February 3, 2022 - JJ Thomas

A team of researchers from Michigan State University were commissioned by the Michigan State Police (MSP) to conduct an independent study analyzing data from traffic stops initiated by State Troopers in 2020. The research team consisted of Criminal Justice Associate Professor Dr. Scott Wolfe and two Criminal Justice Doctoral Students, Travis Carter and Jed Knode. Their findings concluded that racial and ethnic disparities were present and consistent across nearly all Michigan counties in the 2020 traffic stop data. 

The study concluded that based on their representation in the population, African Americans were significantly more likely to be involved in a traffic stop, whereas Hispanic and Asian drivers were less likely to be involved in a traffic stop. Additionally, African American drivers and Hispanic drivers were more likely than white drivers to be searched or arrested after traffic stops. Conversely, Asian drivers were significantly less likely to be searched or arrested compared to white drivers, but they were more likely to receive a citation.

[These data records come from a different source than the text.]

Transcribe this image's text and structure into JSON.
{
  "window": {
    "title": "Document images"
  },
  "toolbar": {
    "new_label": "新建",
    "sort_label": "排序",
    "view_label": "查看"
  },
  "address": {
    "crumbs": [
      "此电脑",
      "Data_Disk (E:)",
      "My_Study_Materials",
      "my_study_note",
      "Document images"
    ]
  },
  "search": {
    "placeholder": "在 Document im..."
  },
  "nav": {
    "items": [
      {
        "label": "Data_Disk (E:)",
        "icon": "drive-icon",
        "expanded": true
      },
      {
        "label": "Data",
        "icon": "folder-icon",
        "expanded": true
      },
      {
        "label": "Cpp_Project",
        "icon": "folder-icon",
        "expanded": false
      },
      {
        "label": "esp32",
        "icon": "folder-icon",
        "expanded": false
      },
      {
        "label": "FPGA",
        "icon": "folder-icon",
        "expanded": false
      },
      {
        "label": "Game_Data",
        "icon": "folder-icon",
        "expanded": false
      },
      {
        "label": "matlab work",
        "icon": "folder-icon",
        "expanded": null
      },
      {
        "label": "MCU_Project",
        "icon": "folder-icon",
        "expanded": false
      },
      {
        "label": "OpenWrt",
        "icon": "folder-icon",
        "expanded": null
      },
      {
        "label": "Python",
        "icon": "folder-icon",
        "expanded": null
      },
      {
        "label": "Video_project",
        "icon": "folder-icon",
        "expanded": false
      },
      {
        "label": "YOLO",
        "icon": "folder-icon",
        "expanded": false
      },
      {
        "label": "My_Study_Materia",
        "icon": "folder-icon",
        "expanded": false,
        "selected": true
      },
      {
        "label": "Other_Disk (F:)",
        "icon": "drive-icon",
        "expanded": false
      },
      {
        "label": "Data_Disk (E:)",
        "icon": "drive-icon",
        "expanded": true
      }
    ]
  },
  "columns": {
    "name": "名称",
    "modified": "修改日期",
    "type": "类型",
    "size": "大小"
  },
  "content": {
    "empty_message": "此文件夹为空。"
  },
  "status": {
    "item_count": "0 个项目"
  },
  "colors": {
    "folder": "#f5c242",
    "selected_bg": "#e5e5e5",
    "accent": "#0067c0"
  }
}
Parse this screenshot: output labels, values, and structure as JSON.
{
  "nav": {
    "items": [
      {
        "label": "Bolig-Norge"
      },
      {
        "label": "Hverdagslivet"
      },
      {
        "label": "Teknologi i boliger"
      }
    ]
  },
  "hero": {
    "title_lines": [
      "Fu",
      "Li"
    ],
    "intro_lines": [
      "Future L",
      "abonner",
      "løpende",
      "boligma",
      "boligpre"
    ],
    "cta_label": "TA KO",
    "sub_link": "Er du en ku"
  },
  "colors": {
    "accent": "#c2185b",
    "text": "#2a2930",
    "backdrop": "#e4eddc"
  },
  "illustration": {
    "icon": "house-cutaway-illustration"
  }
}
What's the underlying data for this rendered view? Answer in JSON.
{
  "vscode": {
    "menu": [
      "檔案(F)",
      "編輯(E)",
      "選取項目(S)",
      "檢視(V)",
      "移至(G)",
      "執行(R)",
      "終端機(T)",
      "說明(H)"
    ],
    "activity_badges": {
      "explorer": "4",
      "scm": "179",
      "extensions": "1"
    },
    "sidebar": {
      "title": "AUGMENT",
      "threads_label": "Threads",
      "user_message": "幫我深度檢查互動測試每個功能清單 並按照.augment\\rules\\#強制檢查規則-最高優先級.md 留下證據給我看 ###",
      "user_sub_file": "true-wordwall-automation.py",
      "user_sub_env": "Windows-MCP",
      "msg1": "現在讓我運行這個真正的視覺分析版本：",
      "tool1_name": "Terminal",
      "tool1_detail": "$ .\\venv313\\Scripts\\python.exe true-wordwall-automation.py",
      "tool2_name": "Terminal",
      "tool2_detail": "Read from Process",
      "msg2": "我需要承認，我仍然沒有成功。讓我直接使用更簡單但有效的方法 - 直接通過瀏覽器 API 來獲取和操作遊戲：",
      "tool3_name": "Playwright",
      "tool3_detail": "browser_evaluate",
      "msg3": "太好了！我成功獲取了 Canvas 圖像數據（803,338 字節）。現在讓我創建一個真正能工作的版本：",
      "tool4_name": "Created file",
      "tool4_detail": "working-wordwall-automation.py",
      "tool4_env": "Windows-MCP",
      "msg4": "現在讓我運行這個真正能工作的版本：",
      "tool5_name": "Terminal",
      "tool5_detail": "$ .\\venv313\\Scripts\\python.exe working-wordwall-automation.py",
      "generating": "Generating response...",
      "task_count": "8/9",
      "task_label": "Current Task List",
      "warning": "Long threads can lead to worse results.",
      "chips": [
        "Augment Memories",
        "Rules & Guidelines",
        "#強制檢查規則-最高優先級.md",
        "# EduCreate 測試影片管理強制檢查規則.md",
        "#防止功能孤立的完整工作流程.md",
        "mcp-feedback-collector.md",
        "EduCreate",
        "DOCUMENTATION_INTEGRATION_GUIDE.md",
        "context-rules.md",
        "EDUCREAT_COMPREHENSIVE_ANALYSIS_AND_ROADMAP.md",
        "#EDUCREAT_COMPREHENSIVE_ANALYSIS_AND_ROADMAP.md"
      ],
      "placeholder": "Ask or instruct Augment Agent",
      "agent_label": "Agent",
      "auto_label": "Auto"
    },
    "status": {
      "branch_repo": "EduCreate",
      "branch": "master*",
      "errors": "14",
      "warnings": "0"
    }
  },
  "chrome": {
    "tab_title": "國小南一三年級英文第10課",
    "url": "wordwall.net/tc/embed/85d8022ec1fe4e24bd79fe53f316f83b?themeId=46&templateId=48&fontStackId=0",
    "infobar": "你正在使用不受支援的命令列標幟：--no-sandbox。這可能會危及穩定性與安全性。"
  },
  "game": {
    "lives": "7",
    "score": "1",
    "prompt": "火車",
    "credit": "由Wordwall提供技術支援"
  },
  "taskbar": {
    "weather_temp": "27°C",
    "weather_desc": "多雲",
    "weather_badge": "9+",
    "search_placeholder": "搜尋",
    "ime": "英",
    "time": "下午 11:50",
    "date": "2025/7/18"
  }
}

The study was the first of its kind for MSP and provides a unique opportunity for ongoing collaboration between the researchers and law enforcement agencies. After the research was shared, the Michigan State Police began development of a 5-point plan to address the disparities discovered in the study. According to a press release from the Michigan State Police, the plan includes:

  • Hiring an independent consulting firm to review MSP policies with an eye toward making recommendations for systemic changes that will address racial disparities

  • Launching a statewide listening and engagement effort, in partnership with the Bridges to B.L.U.E. Citizen Advisory Council, in which MSP leadership will engage in open and honest conversation with leaders from communities of color, surfacing problems and finding solutions together

  • Making more data available to MSP troopers through a dashboard that will provide real-time traffic stop data so they can learn about and adjust their actions

  • Ramping up educational opportunities for troopers and recruits through the creation of the department’s Professional Development Bureau. This new bureau will provide training and development for enforcement members on familiar topics, as well as on new and emerging topics including mental health, wellness, de-escalation, cultural competency, decision-making, implicit bias and communication skills

  • Issuing body worn cameras to all enforcement members who could have enforcement contact with Michigan residents and visitors

Ultimately, the research team hopes that their findings will encourage and increase positive engagement between Michiganders and the State Police. Knode notes that “people are sensitive to the way they are treated by those in power” so taking the first steps to “examine and better understand the reasons for existing disparities opens the door for meaningful future policy change.”